PwC would, the statement said, play an “assisting role” to the Auditor General and would also be available to help Vatican departments with support and consulting services.
The work of PwC would have been the first of its kind and was going to provide a complete picture of Holy See finances, including a valuation of assets. But in April the firm’s work was unilaterally suspended exposing a power struggle between Australian Cardinal George Pell - who the Pope appointed to reform Vatican finances - and senior members of the Roman Curia.
PwC’s auditing was put on hold by a high-ranking official at the Secretariat of State, the Vatican’s most powerful department, who cited problems with the contract, including the fact that Cardinal Pell was one of the signatories.
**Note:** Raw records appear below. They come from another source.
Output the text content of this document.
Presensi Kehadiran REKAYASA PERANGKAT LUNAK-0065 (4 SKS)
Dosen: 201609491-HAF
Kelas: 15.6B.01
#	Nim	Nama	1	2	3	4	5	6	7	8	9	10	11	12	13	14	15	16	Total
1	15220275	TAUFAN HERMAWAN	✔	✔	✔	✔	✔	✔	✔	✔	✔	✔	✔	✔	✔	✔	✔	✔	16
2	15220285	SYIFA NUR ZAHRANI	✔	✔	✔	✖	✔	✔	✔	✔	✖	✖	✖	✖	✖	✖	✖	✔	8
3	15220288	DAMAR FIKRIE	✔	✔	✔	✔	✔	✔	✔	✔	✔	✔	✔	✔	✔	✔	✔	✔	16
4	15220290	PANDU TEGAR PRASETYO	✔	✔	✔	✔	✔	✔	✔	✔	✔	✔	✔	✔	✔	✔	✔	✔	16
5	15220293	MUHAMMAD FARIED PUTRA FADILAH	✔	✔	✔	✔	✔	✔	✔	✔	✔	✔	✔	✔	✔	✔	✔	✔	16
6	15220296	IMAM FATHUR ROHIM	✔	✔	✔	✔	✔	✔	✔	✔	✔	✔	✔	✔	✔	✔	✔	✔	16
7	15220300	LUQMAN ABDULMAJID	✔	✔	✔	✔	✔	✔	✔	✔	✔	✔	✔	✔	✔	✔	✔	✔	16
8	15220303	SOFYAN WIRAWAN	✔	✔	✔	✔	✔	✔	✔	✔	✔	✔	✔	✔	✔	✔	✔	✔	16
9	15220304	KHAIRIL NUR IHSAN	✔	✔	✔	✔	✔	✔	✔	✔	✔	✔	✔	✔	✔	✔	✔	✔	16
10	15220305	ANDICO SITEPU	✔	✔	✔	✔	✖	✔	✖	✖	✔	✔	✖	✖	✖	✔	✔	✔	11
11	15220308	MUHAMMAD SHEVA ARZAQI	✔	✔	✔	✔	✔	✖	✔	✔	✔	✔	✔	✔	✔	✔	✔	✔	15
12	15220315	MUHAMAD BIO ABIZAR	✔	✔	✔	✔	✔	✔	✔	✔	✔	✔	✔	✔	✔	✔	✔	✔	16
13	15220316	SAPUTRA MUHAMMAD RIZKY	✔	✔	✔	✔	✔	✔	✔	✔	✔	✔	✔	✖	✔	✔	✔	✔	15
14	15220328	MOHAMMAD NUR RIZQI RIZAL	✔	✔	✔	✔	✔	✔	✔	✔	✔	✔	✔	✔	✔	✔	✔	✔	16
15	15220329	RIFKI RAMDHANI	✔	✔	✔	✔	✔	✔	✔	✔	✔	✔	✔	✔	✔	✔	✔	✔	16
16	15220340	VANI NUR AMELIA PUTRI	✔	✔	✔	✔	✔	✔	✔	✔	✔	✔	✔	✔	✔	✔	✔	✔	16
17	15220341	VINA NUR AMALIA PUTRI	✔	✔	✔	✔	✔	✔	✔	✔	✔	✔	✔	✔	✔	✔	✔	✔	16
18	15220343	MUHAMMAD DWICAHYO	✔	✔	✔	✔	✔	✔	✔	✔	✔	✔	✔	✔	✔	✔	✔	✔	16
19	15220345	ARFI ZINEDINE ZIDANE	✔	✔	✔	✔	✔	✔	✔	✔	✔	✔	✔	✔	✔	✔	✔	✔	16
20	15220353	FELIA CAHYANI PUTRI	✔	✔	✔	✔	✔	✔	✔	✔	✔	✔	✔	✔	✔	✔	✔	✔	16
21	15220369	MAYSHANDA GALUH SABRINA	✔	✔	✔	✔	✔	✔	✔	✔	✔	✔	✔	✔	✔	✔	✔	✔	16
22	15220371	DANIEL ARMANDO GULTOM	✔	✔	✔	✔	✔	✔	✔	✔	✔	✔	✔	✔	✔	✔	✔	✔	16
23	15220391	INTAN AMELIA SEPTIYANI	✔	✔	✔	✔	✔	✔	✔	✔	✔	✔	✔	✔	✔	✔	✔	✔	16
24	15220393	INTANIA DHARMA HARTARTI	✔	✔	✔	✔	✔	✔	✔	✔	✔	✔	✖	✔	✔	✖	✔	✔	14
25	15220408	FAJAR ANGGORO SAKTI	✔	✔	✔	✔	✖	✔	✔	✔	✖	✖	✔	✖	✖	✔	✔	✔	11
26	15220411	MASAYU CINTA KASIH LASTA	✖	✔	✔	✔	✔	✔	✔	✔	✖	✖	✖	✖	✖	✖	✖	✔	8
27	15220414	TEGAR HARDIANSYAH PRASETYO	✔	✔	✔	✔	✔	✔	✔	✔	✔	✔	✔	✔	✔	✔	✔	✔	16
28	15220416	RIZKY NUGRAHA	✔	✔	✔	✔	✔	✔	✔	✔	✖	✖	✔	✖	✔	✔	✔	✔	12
This assertion was challenged by the cardinal who said that PwC’s three year deal - reportedly worth $3 million - was agreed by the Council for the Economy, the body led by German Cardinal Reinhard Marx which also oversees Cardinal Pell’s department.
In a statement released today the Holy See said that “by law” the Auditor General should undertake the audit as this is “normally the case for every sovereign state”. The position of the Auditor General, first established under Francis, reports directly to the Pope and has the power to look at the finances of any Vatican identity. The current Auditor General is Libero Milone, a London-educated accountant who is a former chairman of Deloitte - a global accountancy firm - in Italy.
The Vatican’s statement today stressed that the path to achieving international accountancy standards is “normally complex and prolonged” and that the earlier suspension of PwC was not an attempt to “hinder reforms.”